From my pastor’s column in the ESUMC newsletter
Every morning when I read the newspaper, I see another (or several) articles about the ongoing refugee crisis in Europe. Last week’s news of 71 refugees who suffocated to death in a refrigerator truck along an Austrian highway was shocking. We hear about the atrocities in other places in Europe and the Middle East, but this news story hit close to home. The stories of thousands of refugees fleeing war and death in Syria, Iraq, Libya, and Afghanistan have caused me to stop and reflect upon the Bible and Christian faith.
The most famous political refugee in the Bible was Jesus. Upon hearing the prophecy of the Messiah’s birth from the Magi, King Herod ordered the slaughter of all first-born male babies. We may not feature this piece prominently in our children’s Christmas pageant, but nevertheless it is important to the birth of our Savior. Mary, Joseph, and baby Jesus escaped from Judah and sought refuge in Egypt. The Holy Family was safe from harm.
I wonder what would happen if Jesus was born today in Syria or Iraq. Would his family be able to escape the reign of terror? Would they be one of the families on the overcrowded boats or refrigerator trucks? Would they be standing outside the train station in Budapest, seeking peace and safety? Would they again be victims in their new European country by languishing in a ‘processing’ center or experiencing acts of racism?

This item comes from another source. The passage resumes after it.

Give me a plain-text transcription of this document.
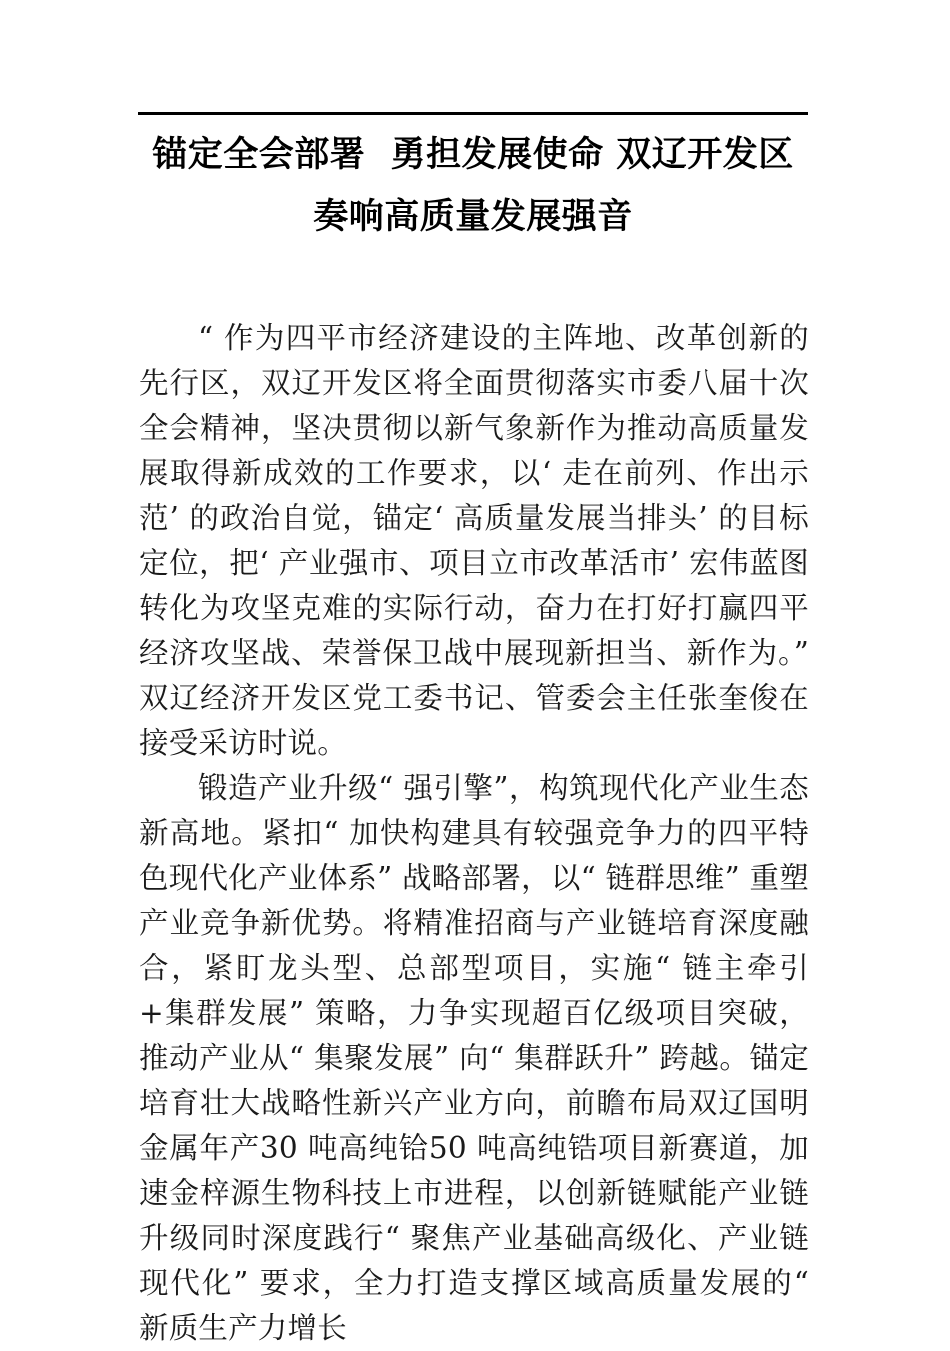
锚定全会部署  勇担发展使命 双辽开发区
奏响高质量发展强音

“ 作为四平市经济建设的主阵地、改革创新的先行区，双辽开发区将全面贯彻落实市委八届十次全会精神，坚决贯彻以新气象新作为推动高质量发展取得新成效的工作要求，以‘ 走在前列、作出示范’ 的政治自觉，锚定‘ 高质量发展当排头’ 的目标定位，把‘ 产业强市、项目立市改革活市’ 宏伟蓝图转化为攻坚克难的实际行动，奋力在打好打赢四平经济攻坚战、荣誉保卫战中展现新担当、新作为。” 双辽经济开发区党工委书记、管委会主任张奎俊在接受采访时说。

锻造产业升级“ 强引擎”，构筑现代化产业生态新高地。紧扣“ 加快构建具有较强竞争力的四平特色现代化产业体系” 战略部署，以“ 链群思维” 重塑产业竞争新优势。将精准招商与产业链培育深度融合，紧盯龙头型、总部型项目，实施“ 链主牵引+集群发展” 策略，力争实现超百亿级项目突破，推动产业从“ 集聚发展” 向“ 集群跃升” 跨越。锚定培育壮大战略性新兴产业方向，前瞻布局双辽国明金属年产30 吨高纯铪50 吨高纯锆项目新赛道，加速金梓源生物科技上市进程，以创新链赋能产业链升级同时深度践行“ 聚焦产业基础高级化、产业链现代化” 要求，全力打造支撑区域高质量发展的“ 新质生产力增长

Our Scriptures are quite clear about our response: “when an alien resides with you in your land, you shall not oppress the alien. The alien who resides with you shall be to you as the citizen among you; you shall love the alien as your-self, for you were aliens in the land of Egypt: I am the LORD your God” (Lev. 19.33-34 NRSV). The Bible (in both the Old and New Testaments) speaks more frequently about welcoming strangers and refugees than nearly any other contemporary issue. So as followers of Jesus Christ, we must be people who welcome and comfort strangers and refugees. The refugee crisis should cause us to stop, pray, and act. We must pray for the Holy Spirit’s guidance as we discern what to do. And we must act. What will you do to welcome the stranger and refugee?